A associação setorial, que tem o ex-ministro centrista Pedro Mota Soares como secretário-geral, considera que “seria desejável poder contar com a colaboração de quem está incumbido dessa missão”. “Mas lamentavelmente, como recorrentemente acontece, as notícias publicadas pela Anacom sobre este tema não dão uma imagem correta do setor em Portugal”, reforça, num comunicado que, uma vez mais, evidencia o mal-estar patente na relação entre a Anacom e a Apritel desde que esta última publicou um estudo a indicar que os preços das telecomunicações em Portugal são mais baixos do que a média das ofertas comparáveis numa série de países europeus — uma conclusão em contraciclo com o que vinha até então a ser indicado por organismos como a Anacom e até o Eurostat.

Deste modo, e tal como a Anacom, a Apritel recupera os argumentos já lançados para justificar o que considera não ser o real estado da arte no setor. “Num contexto de diminuição contínua das receitas do setor e aumento do número de serviços vendidos, a ideia de que se assistiu a um aumento de preços ao longo destes anos é paradoxal. Se as quantidades vendidas (seja em serviços, seja em tráfego) aumentaram e os preços também, as receitas deveriam ter aumentado e não diminuído, como ocorreu na realidade”, indica na mesma nota.

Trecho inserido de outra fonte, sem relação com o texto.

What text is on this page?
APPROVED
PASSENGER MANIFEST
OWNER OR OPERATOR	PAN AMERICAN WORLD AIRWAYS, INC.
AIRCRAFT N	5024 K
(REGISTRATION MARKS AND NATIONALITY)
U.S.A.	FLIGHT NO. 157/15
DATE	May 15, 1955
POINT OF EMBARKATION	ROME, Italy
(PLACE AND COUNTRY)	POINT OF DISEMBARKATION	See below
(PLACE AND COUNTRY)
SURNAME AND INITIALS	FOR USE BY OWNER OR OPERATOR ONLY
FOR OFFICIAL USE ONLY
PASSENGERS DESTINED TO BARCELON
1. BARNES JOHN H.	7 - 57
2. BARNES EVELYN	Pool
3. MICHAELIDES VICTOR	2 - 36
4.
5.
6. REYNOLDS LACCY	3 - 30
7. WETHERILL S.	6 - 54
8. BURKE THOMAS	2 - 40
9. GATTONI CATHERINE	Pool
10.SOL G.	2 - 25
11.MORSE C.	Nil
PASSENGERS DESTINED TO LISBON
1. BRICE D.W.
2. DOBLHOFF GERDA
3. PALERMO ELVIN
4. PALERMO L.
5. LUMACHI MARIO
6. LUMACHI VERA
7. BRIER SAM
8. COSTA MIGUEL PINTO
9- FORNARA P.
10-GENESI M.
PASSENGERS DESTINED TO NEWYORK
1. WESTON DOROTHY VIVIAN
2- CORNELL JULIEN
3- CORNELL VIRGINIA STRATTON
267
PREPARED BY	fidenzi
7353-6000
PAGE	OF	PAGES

“A Apritel considera que é da responsabilidade da Anacom informar sobre o desempenho de excelência do setor no seu todo, do qual se deve também orgulhar, em vez de sistematicamente focar apenas a vertente dos preços”, sublinha a associação. “A Anacom tem uma vasta equipa de colaboradores, dedicada à análise de uma enorme quantidade de indicadores, que são solicitados às operadoras periodicamente ou para fins concretos. Apesar disso, recorre a estudos genéricos de nível europeu, que não levam em conta as especificidades dos mercados nacionais”, continua.

Estes, considera a associação, “não permitem uma verdadeira comparação do mercado português com outros, induzindo em erro os consumidores”, garante. E conclui: “Lamenta-se que não tenha sido ainda possível uma coordenação de esforços entre o regulador e as operadoras, para a qual a Apritel sempre esteve disponível, no sentido de apresentar aos consumidores uma imagem correta do nível de preços e sofisticação do setor”.

O braço de ferro dos preços entre a Anacom e a Apritel é duradouro e teve início em novembro de 2019, quando a associação apresentou o referido estudo elaborado pela Deloitte e que era contraditório em relação à informação “oficial” que, até então, vinha sendo divulgada. Face à última informação veiculada pela Anacom, o ECO colocou várias questões à associação Apritel, nomeadamente em relação aos argumentos usados pela Anacom para justificar a conclusão avançada na semana passada, mas que acabaram por ficar sem resposta.